Sebenarnya, antusiasme warga Indonesia terhadap teknologi terlihat semakin jelas akhir-akhir ini. Tidak hanya pada kemajuan teknologi komunikasi. Coba saja Anda perhatikan acara pameran teknologi yang lain. Misalnya, pada pameran komputer yang semakin rutin digelar. Perhatikan belanjaan para pengunjungnya. Notebook keluaran terbaru jadi bawaan. Kamera digital dengan MP terbesar laris diserbu. I-pad yang lagi gencar ditawarkan pun sudah banyak yang menenteng.

Mengapa kita bersikap begitu antusias terhadap perkembangan teknologi itu? Apakah kita memang benar-benar memerlukannya? Jangan-jangan kita hanya menjadi korban iklan demi mengejar gengsi dan prestise.

Saya yakin akan lahir analisis yang cukup panjang untuk bisa memahami gaya hidup ini. Namun, saya tertarik dengan lontaran Pak Didit Chris Prawirokusumo (mistergrid). Dalam workshop desainer grafika yang diadakan di tempat kerja saya (8-10 Juni 2010), praktisi dan pemerhati desain grafis itu melontarkan adanya gejala keracunan teknologi.

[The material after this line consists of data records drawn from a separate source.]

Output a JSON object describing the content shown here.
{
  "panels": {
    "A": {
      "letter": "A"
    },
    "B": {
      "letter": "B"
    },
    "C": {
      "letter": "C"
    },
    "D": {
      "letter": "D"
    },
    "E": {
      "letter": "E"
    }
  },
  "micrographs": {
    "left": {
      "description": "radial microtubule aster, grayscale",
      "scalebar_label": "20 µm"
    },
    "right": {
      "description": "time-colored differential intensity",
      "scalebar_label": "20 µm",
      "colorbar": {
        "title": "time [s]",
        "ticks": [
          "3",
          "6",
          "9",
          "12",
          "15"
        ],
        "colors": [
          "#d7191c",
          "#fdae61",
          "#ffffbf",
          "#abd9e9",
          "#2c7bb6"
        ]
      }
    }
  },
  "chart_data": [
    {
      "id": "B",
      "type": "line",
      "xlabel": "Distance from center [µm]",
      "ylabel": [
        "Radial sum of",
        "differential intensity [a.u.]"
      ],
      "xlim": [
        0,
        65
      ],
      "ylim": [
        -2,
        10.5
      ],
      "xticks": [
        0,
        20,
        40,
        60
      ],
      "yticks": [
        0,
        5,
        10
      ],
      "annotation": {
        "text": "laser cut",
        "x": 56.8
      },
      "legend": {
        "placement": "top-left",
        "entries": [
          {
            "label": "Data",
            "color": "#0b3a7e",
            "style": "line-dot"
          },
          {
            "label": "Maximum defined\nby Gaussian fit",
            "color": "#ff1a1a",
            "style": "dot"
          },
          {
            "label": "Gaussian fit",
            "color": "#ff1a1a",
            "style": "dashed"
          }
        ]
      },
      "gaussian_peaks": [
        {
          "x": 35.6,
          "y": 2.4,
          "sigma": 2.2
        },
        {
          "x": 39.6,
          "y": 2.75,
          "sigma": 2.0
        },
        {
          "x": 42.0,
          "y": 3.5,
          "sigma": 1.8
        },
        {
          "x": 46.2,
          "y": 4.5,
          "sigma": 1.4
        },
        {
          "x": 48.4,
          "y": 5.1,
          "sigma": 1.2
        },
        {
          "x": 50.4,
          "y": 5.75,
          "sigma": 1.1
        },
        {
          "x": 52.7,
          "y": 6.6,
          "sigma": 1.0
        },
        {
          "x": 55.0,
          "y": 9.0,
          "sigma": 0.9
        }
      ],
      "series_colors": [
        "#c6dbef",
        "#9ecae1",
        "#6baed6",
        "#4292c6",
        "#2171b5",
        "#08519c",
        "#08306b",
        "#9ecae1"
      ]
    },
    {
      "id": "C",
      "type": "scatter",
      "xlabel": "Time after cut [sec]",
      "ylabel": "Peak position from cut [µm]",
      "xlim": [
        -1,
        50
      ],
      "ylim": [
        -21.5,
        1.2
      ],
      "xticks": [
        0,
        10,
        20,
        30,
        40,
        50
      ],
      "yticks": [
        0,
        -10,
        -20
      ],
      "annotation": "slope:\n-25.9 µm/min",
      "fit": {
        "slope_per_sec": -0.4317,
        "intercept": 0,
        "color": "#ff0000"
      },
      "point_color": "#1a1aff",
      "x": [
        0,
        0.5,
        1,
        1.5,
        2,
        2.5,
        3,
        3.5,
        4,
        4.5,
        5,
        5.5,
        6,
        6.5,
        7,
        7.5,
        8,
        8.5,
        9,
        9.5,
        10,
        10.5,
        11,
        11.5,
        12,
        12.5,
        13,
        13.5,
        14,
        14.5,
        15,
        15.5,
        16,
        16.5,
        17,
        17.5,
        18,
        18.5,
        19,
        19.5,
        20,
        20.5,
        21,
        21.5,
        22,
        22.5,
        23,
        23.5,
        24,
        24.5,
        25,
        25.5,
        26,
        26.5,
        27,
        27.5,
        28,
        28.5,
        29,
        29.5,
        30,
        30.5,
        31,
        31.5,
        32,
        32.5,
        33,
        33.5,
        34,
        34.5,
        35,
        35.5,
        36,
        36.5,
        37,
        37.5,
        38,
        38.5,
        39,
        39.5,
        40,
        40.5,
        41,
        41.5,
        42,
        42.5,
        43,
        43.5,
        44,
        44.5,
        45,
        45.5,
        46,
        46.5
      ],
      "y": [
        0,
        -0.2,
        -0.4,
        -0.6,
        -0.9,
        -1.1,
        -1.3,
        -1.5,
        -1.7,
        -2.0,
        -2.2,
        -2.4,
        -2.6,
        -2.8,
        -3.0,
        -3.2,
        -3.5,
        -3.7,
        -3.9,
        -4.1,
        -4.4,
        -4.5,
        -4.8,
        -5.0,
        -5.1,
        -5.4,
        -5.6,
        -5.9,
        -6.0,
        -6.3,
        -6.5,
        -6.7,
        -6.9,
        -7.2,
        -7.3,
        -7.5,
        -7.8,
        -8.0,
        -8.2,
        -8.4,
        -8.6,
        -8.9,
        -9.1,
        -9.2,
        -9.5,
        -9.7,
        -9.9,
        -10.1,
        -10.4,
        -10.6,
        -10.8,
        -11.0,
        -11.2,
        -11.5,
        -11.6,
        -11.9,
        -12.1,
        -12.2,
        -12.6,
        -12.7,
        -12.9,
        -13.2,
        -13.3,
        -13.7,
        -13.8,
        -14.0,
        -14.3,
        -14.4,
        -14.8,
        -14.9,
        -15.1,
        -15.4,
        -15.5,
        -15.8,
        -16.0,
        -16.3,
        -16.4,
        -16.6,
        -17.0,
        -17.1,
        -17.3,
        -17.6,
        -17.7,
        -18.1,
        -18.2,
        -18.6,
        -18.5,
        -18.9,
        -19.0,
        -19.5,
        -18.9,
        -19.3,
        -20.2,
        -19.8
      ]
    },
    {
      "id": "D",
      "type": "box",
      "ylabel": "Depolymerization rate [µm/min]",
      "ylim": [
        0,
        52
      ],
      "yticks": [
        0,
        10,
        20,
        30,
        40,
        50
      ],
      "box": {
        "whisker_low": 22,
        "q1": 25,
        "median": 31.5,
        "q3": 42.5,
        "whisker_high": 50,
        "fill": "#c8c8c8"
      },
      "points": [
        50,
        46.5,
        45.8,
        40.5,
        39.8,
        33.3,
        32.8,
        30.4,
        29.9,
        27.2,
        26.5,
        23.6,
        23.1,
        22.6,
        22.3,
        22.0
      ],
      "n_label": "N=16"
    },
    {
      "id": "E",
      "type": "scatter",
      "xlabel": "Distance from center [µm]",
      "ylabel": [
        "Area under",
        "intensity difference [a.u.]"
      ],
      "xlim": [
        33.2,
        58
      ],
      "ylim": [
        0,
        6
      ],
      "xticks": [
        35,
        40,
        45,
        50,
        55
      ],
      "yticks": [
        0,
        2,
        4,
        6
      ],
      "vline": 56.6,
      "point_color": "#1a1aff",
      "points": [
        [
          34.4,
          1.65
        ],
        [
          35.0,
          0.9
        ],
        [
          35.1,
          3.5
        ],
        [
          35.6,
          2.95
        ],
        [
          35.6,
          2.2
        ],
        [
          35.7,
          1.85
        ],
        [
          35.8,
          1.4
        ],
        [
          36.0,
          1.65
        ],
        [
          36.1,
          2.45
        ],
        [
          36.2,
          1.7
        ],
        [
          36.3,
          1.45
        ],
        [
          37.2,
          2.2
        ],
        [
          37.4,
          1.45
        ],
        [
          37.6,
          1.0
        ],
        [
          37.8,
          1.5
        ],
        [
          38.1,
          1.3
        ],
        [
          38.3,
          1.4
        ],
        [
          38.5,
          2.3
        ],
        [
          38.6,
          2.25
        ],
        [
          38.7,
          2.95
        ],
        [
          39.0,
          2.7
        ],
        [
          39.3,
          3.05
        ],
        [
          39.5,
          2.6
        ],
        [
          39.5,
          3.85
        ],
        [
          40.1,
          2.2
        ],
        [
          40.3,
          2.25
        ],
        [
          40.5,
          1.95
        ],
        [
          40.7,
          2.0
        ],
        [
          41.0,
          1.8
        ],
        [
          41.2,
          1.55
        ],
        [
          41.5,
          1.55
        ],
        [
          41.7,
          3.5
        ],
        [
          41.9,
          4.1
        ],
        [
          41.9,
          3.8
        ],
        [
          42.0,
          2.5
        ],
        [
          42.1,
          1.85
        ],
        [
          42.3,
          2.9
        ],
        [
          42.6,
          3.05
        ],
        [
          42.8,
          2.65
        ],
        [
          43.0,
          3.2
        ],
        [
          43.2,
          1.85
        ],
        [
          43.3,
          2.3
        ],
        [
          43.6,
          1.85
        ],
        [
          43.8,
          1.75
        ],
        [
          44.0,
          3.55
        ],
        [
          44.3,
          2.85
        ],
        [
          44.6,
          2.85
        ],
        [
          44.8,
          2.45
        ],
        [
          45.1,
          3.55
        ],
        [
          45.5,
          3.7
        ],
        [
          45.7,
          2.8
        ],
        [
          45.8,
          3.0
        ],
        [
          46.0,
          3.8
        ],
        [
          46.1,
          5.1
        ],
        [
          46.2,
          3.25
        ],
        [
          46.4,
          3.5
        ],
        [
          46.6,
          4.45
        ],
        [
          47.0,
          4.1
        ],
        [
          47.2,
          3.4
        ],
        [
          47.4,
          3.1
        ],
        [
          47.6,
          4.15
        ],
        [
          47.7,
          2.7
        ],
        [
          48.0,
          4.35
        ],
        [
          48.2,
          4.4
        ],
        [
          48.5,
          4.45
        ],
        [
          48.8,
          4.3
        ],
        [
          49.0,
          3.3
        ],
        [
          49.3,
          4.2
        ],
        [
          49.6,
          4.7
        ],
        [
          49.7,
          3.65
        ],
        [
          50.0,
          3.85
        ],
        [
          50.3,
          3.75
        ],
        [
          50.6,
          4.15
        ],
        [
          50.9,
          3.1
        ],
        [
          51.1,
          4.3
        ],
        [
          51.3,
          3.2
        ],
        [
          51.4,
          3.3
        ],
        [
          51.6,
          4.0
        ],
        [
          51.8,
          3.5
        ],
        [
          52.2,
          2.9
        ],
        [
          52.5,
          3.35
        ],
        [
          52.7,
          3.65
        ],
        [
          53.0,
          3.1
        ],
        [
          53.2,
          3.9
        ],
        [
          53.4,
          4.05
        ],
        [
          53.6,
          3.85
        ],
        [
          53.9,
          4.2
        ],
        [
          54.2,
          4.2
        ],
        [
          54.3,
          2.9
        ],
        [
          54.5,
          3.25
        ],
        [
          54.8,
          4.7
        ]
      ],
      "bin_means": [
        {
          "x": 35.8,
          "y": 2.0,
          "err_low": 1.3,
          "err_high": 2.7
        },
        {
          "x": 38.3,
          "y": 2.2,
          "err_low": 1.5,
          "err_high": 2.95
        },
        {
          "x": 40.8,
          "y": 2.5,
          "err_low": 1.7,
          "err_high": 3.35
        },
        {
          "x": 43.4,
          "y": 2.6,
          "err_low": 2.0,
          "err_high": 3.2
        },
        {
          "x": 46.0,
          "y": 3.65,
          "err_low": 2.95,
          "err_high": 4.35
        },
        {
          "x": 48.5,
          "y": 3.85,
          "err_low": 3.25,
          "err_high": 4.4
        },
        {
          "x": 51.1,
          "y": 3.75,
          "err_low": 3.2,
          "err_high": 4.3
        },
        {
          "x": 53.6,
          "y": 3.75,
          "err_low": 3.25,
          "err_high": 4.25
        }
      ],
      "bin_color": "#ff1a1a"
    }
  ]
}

Menurut mistergrid –ini nickname Pak Didit- gejala keracunan teknologi sebagai berikut.

  1. Menyukai hal-hal instan.
  2. Takut dan sekaligus memuja teknologi.
  3. Menyukai teknologi sebagai mainan.
  4. Menganggap marah dan kekerasan sebagai hal yang wajar dan normal.
  5. Tidak dapat membedakan hal yang asli dan palsu.
  6. Kehidupan sosial tidak ada.
  7. Minimnya pesan edukatif dan religius.
  8. Menghilangnya peradaban kultural.
  9. Meredupnya esensi mata hati dan perasaan.
  10. Semaraknya friksi karena derivasi referensi kompetensi dengan persepsi.
  11. Sering terjadi kekeliruan dalam menggunakan piranti kerja karena kurang memahami cara kerjanya.
  12. Hilangnya kepercayaan diri si pengguna.

 

Tanda-tanda keracunan ini perlu menjadi perhatian kita. Tujuannya supaya kita tidak diperbudak oleh teknologi. Ingatlah, teknologi itu budak yang baik, tetapi dia itu majikan yang sangat buruk. Itu yang mistergrid tandaskan pada saya.